В шоу-бизнесе легендарное имя «Артур А’Ким», которое является псевдонимом Толика, потому и вызывает священный трепет, что Пугачева его так высоко вознесла.

– Когда мы только познакомились, – вспомнил с улыбкой Толик, – после записи «Белого снега» она выступала в зале Чайковского с гей-хором из Лос-Анджелеса, в «Московском комсомольце» была огромная статья Артура Гаспаряна, в которой первое, что Алла Пугачева сказала, было: «Не переживай, Толяныч, прорвемся».

Спрашиваю, с кем еще из артистов оказалось приятно общаться.

– Я не могу их разделять. Иногда между артистами присутствует ревность, между певицами – своя, между певцами – своя. В нашем деле хуже всего ограничиваться работой с каким-нибудь одним артистом, это плохо и для нас, и для него. Например, Валерий Леонтьев работает исключительно с композитором Евзеровым, Евзеров ему, безусловно, не изменяет. Но они замкнулись внутри своего маленького конгломерата, и все у них стало очень однообразным. А когда ты работаешь с разными людьми, даже если они в какой-то степени конкуренты между собой, это идет на пользу одному и другому, хотя они об этом иногда забывают и обижаются. Как жена ревнует любимого мужа к коллективу на работе, в котором есть молодые девчонки, если она там не может присутствовать.

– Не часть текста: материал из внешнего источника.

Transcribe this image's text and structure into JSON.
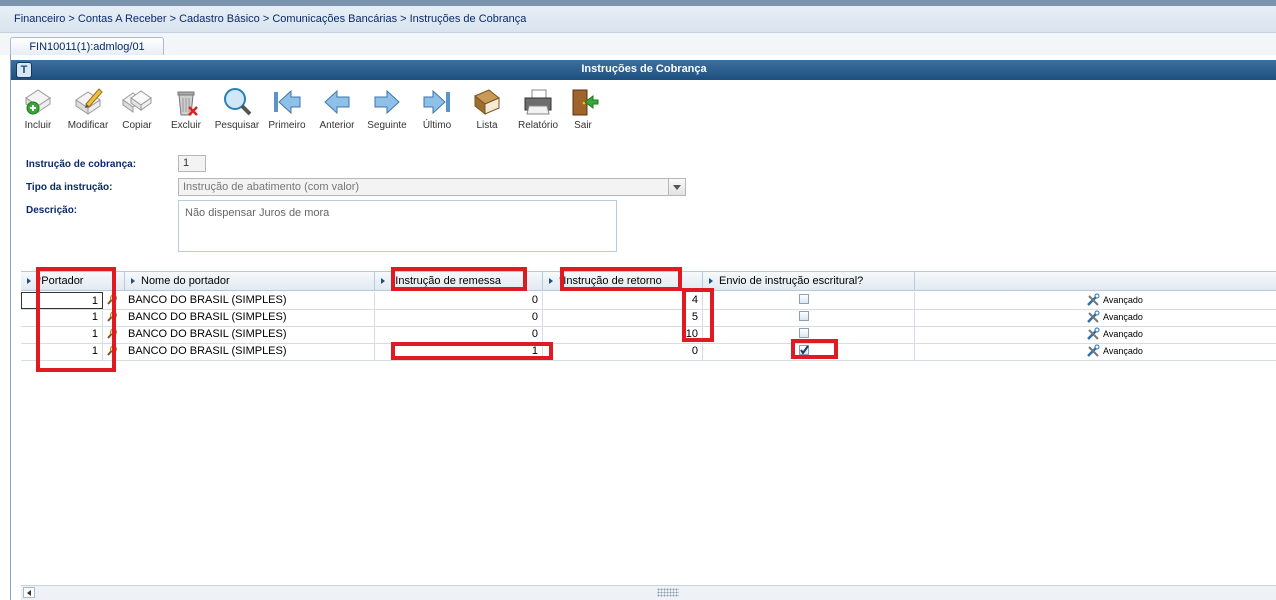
{
  "breadcrumb": "Financeiro > Contas A Receber > Cadastro Básico > Comunicações Bancárias > Instruções de Cobrança",
  "tab": {
    "label": "FIN10011(1):admlog/01"
  },
  "window": {
    "title": "Instruções de Cobrança"
  },
  "toolbar": {
    "incluir": "Incluir",
    "modificar": "Modificar",
    "copiar": "Copiar",
    "excluir": "Excluir",
    "pesquisar": "Pesquisar",
    "primeiro": "Primeiro",
    "anterior": "Anterior",
    "seguinte": "Seguinte",
    "ultimo": "Último",
    "lista": "Lista",
    "relatorio": "Relatório",
    "sair": "Sair"
  },
  "form": {
    "instrucao_label": "Instrução de cobrança:",
    "instrucao_value": "1",
    "tipo_label": "Tipo da instrução:",
    "tipo_value": "Instrução de abatimento (com valor)",
    "descricao_label": "Descrição:",
    "descricao_value": "Não dispensar Juros de mora"
  },
  "grid": {
    "headers": {
      "portador": "*Portador",
      "nome": "Nome do portador",
      "remessa": "*Instrução de remessa",
      "retorno": "*Instrução de retorno",
      "envio": "Envio de instrução escritural?"
    },
    "advanced_label": "Avançado",
    "rows": [
      {
        "portador": "1",
        "nome": "BANCO DO BRASIL (SIMPLES)",
        "remessa": "0",
        "retorno": "4",
        "envio": false
      },
      {
        "portador": "1",
        "nome": "BANCO DO BRASIL (SIMPLES)",
        "remessa": "0",
        "retorno": "5",
        "envio": false
      },
      {
        "portador": "1",
        "nome": "BANCO DO BRASIL (SIMPLES)",
        "remessa": "0",
        "retorno": "10",
        "envio": false
      },
      {
        "portador": "1",
        "nome": "BANCO DO BRASIL (SIMPLES)",
        "remessa": "1",
        "retorno": "0",
        "envio": true
      }
    ]
  },
  "colors": {
    "highlight": "#e01a22",
    "titlebar": "#1c4f80",
    "label": "#0a2a6a"
  }
}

Засим «Толяныч» откланялся под предлогом необходимости срочно прослушать три миллиона раз каждый из вокализмов певца Филиппа.

А я приступила к блинам с творогом и Дмитрию Моссу. И сначала поинтересовалась истоками столь тесного мужского саундпродюсерского союза.

– Познакомились мы случайно, – улыбнулся Дима, пододвигая ко мне сахарницу, не догадываясь о том, что мне лучше не есть сладкого. – Толик тогда работал с группой «Восток», помните, была такая песня «Миражи». Так вот это – его работа. У меня была мастеринг-студия (мастеринг – работа с частотами, громкостью с целью организовать звучание всех песен в альбоме), то есть я тогда был звукорежиссером. У меня к этому тяга с детства, еще с того времени, когда я увидел первый синтезатор. Вообще, я по образованию скрипач, потом на гитаре начал играть. Толик, кстати, тоже музыкант и лауреат всероссийского конкурса. Я пришел к нему на студию и раскритиковал, мол, все у вас тут неправильно, и Толик сначала даже меня возненавидел. На следующий день после того, как он сделал песню «Миражи», мы пришли на студию в Останкино, организованную компанией «Медиастар». Там мы работали с Толиком день и ночь в этой гигантской студии размером с небольшой кинотеатр. Многие люди, с которыми мы там встретились, сейчас в Майами работают, делают известные проекты, в том числе Диму Билана. Какой тогда там был такой сгусток энергии и гениальности! Это были лучшие годы моего профессионального роста. Мы с Толей очень сошлись, у него был один метод: он делал аранжировки, у меня был другой подход, более звукорежиссерский, хотя я и сам аранжировки делаю. Я его просил все делать сразу так, чтобы играло, как надо, потому что я это все потом сводил. У нас на этой почве даже конфликт был. Но позже он мне сказал, что понял мою систему и что она клёвая, то есть не надо играть кучу бесполезного, если это потом все равно не будет использоваться.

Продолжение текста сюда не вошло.